The rapid expansion of legal cannabis markets has created a significant blind spot in public health surveillance, potentially obscuring a growing population requiring addiction treatment services. While regulatory frameworks excel at tracking consumption patterns and product potency, they remain poorly equipped to identify individuals experiencing clinically meaningful harm from cannabis use.
This comprehensive review reveals that current epidemiological methods capture cannabis exposure with unprecedented precision but demonstrate limited sensitivity for detecting persistent impairment or treatment-worthy disorders. The transition from DSM-IV to DSM-5 diagnostic criteria has fundamentally altered how cannabis use disorder (CUD) is classified and measured in population surveys, complicating longitudinal trend analysis precisely when such data becomes most critical for policy evaluation.

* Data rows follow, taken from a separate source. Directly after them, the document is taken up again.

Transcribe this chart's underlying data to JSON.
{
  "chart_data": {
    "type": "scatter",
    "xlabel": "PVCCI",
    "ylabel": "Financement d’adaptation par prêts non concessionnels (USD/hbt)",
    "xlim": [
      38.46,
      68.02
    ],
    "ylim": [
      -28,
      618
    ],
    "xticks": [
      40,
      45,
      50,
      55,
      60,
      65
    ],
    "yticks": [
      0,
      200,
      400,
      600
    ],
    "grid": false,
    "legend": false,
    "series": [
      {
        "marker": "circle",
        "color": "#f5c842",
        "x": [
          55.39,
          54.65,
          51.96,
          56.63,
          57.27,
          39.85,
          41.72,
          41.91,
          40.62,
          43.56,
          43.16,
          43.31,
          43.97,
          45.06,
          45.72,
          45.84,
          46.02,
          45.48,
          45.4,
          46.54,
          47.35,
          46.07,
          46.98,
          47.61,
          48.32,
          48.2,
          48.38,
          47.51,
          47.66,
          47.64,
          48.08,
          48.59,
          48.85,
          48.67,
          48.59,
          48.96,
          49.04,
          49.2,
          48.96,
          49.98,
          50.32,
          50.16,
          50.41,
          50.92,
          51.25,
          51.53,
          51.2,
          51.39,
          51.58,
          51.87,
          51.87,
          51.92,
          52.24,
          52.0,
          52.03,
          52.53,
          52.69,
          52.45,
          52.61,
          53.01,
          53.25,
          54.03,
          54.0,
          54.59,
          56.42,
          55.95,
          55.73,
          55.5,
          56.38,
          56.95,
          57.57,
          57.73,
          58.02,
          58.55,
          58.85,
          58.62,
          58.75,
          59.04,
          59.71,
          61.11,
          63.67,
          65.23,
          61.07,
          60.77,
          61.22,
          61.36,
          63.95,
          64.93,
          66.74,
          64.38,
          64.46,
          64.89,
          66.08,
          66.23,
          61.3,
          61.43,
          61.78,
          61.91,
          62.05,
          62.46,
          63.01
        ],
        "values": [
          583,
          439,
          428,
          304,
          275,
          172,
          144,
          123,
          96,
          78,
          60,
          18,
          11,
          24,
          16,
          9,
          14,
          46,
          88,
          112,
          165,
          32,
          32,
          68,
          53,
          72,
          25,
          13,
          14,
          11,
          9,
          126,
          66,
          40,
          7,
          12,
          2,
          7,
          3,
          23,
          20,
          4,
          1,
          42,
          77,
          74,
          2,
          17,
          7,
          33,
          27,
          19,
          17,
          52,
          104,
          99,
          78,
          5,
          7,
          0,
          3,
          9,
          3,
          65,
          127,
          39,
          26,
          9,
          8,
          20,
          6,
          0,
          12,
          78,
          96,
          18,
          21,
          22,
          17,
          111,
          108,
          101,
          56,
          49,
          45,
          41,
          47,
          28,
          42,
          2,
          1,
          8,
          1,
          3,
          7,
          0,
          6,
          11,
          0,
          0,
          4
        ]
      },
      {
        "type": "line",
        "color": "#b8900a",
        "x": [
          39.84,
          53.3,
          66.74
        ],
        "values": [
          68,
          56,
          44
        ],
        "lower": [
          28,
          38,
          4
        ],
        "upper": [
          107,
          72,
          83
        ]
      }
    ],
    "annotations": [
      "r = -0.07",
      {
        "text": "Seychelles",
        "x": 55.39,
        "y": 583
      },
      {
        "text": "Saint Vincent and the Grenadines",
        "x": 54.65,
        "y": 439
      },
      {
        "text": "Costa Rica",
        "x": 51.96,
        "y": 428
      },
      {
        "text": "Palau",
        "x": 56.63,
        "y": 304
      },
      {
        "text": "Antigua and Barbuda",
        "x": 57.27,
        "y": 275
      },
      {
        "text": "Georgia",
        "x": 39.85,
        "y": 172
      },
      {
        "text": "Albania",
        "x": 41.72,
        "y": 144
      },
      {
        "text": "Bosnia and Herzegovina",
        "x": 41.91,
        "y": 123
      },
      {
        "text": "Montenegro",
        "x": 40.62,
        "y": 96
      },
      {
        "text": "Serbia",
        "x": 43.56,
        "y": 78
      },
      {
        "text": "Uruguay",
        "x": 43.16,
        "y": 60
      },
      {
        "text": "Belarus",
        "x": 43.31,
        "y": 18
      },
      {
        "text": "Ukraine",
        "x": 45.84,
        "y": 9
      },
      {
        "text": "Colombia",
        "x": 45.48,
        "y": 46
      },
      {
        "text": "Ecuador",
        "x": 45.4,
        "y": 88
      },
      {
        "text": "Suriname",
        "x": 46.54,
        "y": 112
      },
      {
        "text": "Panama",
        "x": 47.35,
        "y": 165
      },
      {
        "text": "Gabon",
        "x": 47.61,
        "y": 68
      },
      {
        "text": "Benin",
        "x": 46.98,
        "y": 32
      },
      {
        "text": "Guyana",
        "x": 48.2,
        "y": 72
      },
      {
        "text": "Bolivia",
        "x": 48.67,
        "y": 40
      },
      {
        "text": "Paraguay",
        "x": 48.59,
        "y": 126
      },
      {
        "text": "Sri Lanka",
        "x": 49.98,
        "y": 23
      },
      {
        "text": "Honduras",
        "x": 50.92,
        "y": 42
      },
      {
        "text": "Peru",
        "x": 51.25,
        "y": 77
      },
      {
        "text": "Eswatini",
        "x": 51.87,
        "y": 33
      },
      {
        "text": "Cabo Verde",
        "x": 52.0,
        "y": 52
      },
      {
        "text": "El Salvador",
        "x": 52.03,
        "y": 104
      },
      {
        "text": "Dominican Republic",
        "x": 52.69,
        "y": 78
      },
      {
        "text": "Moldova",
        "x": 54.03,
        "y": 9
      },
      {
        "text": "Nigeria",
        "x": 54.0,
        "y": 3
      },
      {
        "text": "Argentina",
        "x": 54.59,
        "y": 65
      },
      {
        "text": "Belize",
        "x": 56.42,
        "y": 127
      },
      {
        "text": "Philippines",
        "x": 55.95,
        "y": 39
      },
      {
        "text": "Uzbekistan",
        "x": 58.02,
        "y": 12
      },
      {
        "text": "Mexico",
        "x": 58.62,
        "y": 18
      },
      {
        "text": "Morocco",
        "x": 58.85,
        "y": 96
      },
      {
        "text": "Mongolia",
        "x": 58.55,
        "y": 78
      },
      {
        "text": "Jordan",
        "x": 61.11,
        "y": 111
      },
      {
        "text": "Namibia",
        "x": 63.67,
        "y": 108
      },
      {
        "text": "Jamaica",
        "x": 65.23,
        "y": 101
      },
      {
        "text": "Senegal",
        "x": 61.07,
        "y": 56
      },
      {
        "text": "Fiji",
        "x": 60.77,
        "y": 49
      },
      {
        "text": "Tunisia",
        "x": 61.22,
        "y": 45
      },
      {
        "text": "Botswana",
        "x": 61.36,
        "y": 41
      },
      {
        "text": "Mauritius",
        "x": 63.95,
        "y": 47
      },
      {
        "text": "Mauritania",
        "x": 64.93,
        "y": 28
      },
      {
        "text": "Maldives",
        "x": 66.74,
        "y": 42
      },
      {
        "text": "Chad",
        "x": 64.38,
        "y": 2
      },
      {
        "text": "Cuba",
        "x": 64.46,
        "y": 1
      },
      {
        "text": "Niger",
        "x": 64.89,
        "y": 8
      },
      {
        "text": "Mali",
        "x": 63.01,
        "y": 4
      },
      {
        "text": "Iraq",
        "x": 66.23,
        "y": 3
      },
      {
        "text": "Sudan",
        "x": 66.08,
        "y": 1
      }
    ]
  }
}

The disconnect between surveillance capabilities and clinical reality reflects a broader challenge facing post-legalization jurisdictions: commercial cannabis markets are evolving faster than treatment infrastructure can adapt. Evidence-based interventions for CUD exist, including cognitive-behavioral therapy and contingency management, yet treatment system capacity remains inadequate to meet emerging demand.
This surveillance gap represents more than an academic concern—it suggests that jurisdictions implementing cannabis legalization may be operating with incomplete information about population-level harm. The review highlights how diagnostic framework changes, measurement limitations, and treatment capacity constraints collectively impair our ability to understand and respond to cannabis-related disorders in an era of unprecedented product availability and potency. For health-conscious adults, this analysis underscores the importance of self-monitoring cannabis use patterns, particularly given the documented increases in high-THC product availability following legalization.